Conference Mapping Thermal Footprints: Occupancy Estimation and Localization in Diverse Indoor Settings with Thermal Arrays
Soumya R Sahoo and Haroon R Lone
In Proceedings of the 7th ACM SIGCAS/SIGCHI Conference on Computing and Sustainable Societies (COMPASS), 2024
Estimating and locating occupants indoors is crucial for automating operations within buildings. However, current privacy-preserving occupancy estimation systems using thermal cameras have not been thoroughly evaluated in dense settings, such as classrooms or movie theaters, where occupants sit close to one another. Estimating occupancy in such settings presents challenges, as nearby occupants often lead to clusters of thermal signatures, thereby affecting the accuracy of the estimation. In response to these challenges, our work proposes Machine Learning (ML) and Deep Learning (DL) based methods for occupancy estimation and localization, both in dense and sparse settings.
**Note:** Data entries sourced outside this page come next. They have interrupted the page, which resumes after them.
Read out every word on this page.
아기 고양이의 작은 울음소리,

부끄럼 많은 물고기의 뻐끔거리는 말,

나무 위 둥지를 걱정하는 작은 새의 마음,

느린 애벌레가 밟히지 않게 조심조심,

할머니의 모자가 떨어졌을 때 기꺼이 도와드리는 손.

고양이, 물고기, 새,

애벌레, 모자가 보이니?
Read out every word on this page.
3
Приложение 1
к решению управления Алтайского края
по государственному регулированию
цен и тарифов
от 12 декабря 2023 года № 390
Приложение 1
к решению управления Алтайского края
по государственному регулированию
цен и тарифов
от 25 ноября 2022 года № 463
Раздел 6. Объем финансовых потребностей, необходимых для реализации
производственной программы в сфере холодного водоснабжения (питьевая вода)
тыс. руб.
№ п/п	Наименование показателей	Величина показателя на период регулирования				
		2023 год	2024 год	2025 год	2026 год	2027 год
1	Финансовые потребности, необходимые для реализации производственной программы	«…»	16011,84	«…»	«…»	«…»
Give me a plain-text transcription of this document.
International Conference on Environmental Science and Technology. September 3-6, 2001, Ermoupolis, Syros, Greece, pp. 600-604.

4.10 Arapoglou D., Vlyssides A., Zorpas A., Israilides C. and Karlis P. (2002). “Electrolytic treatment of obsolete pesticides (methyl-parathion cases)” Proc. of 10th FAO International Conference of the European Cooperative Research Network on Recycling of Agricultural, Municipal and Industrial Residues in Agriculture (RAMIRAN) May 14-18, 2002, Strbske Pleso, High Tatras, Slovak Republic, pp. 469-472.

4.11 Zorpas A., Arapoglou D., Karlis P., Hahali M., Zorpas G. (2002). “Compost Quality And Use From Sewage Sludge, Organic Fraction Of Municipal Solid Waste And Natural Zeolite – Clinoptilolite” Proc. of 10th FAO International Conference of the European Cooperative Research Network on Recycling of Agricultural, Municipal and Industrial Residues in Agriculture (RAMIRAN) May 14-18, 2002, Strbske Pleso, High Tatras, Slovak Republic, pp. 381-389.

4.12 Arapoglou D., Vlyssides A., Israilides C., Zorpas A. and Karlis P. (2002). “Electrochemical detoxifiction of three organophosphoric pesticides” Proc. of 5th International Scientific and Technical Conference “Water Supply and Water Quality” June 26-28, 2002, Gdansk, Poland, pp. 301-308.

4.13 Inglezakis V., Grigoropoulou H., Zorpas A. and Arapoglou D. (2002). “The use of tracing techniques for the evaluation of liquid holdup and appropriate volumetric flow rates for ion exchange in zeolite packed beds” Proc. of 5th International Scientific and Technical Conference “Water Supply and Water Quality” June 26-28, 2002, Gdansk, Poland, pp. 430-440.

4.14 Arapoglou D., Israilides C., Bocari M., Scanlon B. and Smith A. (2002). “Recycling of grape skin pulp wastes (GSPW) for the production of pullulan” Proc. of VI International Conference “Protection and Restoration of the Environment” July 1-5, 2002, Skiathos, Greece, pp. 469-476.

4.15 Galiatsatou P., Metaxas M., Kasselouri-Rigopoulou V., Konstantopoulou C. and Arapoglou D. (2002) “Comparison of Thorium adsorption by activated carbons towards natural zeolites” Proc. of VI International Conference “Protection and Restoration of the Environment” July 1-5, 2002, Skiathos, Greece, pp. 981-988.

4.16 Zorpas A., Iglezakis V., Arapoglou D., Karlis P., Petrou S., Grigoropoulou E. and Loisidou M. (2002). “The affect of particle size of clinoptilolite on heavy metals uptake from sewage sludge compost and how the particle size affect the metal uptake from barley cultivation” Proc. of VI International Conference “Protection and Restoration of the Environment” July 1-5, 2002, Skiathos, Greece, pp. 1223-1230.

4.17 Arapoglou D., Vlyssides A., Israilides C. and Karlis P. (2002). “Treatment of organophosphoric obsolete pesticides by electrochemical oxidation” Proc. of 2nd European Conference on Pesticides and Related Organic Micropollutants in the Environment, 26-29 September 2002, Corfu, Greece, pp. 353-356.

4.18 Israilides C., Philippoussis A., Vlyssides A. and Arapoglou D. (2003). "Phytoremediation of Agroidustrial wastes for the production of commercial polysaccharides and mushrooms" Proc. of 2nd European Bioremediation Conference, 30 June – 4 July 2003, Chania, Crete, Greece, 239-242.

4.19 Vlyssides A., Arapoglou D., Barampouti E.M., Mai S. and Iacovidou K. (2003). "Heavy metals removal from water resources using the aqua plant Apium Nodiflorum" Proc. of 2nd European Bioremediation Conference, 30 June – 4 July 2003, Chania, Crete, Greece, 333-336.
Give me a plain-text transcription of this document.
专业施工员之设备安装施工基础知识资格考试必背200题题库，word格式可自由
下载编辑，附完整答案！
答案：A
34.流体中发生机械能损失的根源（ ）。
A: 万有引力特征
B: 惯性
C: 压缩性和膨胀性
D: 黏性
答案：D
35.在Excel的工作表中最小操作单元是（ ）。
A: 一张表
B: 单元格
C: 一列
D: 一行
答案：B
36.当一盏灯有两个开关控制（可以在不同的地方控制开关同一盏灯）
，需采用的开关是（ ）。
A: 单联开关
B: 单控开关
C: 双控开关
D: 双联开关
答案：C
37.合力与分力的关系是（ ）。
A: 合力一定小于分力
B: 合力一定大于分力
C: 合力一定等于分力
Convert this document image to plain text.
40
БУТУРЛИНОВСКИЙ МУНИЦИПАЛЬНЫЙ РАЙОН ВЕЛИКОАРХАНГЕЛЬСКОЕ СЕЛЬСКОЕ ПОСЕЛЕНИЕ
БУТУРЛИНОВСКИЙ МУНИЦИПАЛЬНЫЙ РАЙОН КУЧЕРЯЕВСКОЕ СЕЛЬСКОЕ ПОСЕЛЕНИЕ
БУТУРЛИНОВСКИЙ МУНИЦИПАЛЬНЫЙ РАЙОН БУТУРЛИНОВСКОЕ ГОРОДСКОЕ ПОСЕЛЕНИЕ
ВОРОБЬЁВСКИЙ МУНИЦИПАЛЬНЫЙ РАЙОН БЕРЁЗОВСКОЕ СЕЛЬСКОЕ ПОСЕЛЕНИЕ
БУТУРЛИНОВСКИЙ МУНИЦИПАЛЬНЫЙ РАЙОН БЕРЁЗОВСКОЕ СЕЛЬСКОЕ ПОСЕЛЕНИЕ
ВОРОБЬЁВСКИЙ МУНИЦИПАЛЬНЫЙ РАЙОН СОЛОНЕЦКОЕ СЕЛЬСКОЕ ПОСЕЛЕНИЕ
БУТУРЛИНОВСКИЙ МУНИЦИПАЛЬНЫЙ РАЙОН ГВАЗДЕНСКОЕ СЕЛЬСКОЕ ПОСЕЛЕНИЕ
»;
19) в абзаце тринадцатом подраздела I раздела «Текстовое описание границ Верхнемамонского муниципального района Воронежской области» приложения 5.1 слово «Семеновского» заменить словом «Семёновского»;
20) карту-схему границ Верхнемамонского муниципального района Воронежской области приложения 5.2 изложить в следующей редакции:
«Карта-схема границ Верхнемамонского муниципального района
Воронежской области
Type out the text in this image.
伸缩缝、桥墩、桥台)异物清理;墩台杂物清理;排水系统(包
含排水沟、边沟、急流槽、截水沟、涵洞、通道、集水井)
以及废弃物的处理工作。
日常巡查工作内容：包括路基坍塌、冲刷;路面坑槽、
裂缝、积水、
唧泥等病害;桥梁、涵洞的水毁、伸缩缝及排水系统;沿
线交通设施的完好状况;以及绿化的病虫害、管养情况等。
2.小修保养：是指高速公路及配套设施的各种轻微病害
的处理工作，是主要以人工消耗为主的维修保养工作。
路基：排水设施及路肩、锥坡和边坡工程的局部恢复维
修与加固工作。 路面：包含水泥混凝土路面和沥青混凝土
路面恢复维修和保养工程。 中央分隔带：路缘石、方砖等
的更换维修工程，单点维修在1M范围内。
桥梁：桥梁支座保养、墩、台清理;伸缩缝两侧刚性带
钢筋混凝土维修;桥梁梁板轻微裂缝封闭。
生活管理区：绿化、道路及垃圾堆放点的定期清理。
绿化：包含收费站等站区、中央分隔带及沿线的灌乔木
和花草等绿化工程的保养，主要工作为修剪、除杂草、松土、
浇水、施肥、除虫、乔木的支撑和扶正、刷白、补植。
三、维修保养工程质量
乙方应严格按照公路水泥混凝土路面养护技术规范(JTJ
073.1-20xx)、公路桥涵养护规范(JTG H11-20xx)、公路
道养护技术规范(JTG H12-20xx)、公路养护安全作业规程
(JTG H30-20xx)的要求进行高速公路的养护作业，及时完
The ML method complements existing occupancy estimation techniques by incorporating new manual features, while the DL method performs automatic feature extraction, accurate occupancy estimation and localization. Remarkably, the results demonstrate a significant enhancement in occupancy estimation accuracy of up to 10%, achieving an impressive overall accuracy rate of 97%. Moreover, our evaluation on an edge device confirms the practicality and relevance of the proposed methods in real-world applications.